The 100 nF capacitor on the output is an important component for the stability of the regulator's control loop. It's not there to catch fast load changes; for that its value is too low.
A voltage regulator needs a short time to respond to load changes. This may seem like an imperfection but it's a requirement actually; a regulator with zero delay would not be stable.
Switching the reader on and off causes fast load changes. It won't be anything like 1 A/µs (which is damn fast), but fast enough to let the 5 V output sag for a moment. Russell calculated a value of 40000 µF to allow a 100 ms holdup, but you won't need that, the LM7805 will respond much faster than that (I would love to see more dynamic performance graphs in datasheets, especially step response!). For 200 mA steps a value of 100 µF should be fine. If you want to add a much larger value, like the 40000 µF it should be at the regulator's input, not the output.
edit
The guys at Diodes do include dynamic performance data in their AP1117 datasheet:
This shows an output voltage spike of a mere 15 mV for a 700 mA load change. The LM7805 is a much older design, and the figures won't be that good, but they give you an idea.
(end of edit)
I second Russell's suggestion for a series resistor to take most of the dissipation away from the regulator. At 200 mA a 56 Ω resistor will still give you 8 V input with a battery voltage of 20 V. The resistor will dissipate 2.25 W, so take a 5 W part for that. At 24 V in the regulator will have to handle 1.6 W, which it can do with a moderate heatsink. (Russell get a much lower dissipation, but he doesn't have any headroom in case the input voltage will sag.)

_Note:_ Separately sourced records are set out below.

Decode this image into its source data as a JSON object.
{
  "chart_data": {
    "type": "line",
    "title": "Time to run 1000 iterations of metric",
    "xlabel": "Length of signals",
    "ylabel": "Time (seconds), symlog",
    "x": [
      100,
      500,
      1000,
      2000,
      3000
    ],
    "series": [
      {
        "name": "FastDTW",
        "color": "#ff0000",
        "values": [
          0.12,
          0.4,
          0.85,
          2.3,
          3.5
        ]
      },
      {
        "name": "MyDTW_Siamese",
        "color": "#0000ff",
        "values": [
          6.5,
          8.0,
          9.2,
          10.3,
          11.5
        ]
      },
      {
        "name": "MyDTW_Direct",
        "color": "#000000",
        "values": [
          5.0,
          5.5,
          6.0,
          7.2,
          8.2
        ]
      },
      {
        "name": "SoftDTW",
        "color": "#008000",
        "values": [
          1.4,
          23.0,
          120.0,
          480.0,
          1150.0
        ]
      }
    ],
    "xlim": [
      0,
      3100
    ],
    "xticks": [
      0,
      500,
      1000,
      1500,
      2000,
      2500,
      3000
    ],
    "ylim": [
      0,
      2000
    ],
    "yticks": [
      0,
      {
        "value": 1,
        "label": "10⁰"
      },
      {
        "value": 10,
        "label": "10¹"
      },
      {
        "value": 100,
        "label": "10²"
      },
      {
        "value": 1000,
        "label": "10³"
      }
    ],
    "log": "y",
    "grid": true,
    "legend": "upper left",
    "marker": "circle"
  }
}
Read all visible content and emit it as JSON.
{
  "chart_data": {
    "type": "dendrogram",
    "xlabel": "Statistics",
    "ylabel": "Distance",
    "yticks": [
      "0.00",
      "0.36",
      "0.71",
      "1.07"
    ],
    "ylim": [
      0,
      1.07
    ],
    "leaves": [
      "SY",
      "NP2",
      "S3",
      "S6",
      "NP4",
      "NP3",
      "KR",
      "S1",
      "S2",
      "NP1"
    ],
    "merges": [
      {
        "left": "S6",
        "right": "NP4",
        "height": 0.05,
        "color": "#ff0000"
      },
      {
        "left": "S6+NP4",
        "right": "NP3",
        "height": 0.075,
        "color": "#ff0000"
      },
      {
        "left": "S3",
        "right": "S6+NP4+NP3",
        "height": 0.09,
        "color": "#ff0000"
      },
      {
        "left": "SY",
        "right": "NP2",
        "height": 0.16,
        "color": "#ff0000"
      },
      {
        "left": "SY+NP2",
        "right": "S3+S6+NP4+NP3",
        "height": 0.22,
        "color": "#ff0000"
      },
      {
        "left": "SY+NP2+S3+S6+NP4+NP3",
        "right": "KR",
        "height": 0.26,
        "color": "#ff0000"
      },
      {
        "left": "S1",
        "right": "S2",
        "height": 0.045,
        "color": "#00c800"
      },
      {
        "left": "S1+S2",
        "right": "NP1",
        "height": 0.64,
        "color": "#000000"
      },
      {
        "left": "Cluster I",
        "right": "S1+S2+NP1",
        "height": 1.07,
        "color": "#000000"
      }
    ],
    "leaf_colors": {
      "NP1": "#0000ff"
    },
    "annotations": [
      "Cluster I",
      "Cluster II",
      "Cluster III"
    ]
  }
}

I would recommend using the values given in data sheet if possible. Order some more caps you will surly need them sooner or later. The data sheet also states:
"If large capacitors are used, a high current diode from input to output (1N400l or similar)
should be introduced to protect the device from momentary input short circuit"
Not sure if this is valid when you are using it as a single supply.
Best Answer
You can add the capacitor if you don't exceed the max power dissipation of the L7805. The L7805 is current limited, which means the low impedance of the capacitor won't kill it initially, if the temperature doesn't get too high in the part. This will depend on the input voltage.
Because typically a big capacitor will cause problems for the load. The L7805 can't source current instantly, the max short circuit peak current is 2.2A, so this is a source resistance of roughly 2.2Ω. This means the time constant with a 2200uF cap is 5 milliseconds which may be a problem if it takes that long to get to 60% of it's nominal voltage on startup for some applications.
It also means that the regulator needs to source ~2.2A (decreasing exponentially) while the capacitor charges, this may be too much power dissipation if there is a large voltage drop across the L7805.